Malgré cela, le taux de chômage a baissé pour atteindre 4,1 %. Cette diminution est principalement due à une réduction de la participation de la population active, qui est tombée à 61,4 % – son niveau le plus bas depuis plus de cinq ans.
Les chiffres d'emploi précédents ont également été révisés à la baisse : un total de 103 000 postes ont été déduits sur deux mois. Le secteur de la santé a ajouté 22 000 postes, la construction autant, tandis que les loisirs et l'hôtellerie ont subi des pertes notables.
La réaction des marchés a été positive. Les investisseurs ont interprété ce rapport mitigé comme un signe que la Réserve fédérale ne relèverait probablement pas ses taux en septembre, laissant la fourchette de 3,50 à 3,75 % inchangée.
L'indice S&P 500 a finalement clôturé à un niveau record de 7757,64 points, enregistrant une hausse de 0,62 %. Le Nasdaq Composite a progressé de 1,3 % pour atteindre 26 690,62 points, et le Dow Jones Industrial Average a grimpé de 151,83 points, s'établissant à 54 036,93 points.
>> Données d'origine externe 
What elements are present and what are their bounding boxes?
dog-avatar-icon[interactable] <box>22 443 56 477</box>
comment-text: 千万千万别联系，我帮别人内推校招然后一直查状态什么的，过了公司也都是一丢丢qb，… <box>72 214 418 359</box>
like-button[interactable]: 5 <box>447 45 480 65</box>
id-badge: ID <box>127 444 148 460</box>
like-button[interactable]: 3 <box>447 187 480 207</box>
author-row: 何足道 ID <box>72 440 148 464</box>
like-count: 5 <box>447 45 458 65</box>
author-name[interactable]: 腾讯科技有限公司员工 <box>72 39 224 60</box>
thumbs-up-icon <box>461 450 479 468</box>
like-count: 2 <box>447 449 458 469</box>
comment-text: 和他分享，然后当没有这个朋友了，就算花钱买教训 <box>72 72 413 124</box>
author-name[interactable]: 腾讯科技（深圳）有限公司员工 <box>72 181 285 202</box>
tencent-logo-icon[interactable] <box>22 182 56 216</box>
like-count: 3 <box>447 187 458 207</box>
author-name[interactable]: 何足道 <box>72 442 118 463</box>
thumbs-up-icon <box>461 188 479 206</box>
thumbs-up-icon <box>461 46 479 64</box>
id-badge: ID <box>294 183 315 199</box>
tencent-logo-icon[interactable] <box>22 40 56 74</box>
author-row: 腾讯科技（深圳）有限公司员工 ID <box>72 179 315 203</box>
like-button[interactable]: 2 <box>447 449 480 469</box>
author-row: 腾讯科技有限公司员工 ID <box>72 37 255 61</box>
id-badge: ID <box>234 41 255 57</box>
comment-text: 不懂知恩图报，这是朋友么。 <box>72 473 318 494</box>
Sur la semaine, le S&P 500 a gagné 3,6 % – sa meilleure performance depuis avril. Le Nasdaq a affiché une croissance de 5,2 %, portée par le redressement des actions des sociétés de semi-conducteurs.
Le salaire horaire moyen a augmenté de 3,2 % en glissement annuel, un rythme plus lent que celui des mois précédents. Le prochain indicateur clé pour les marchés sera les données d'inflation de juillet, attendues la semaine prochaine.
L'administration du président Trump a qualifié la baisse de l'emploi de phénomène temporaire, lié à des facteurs saisonniers et à la fin de la Coupe du Monde. Les responsables ont souligné la croissance continue du secteur privé et les investissements dans la construction d'usines.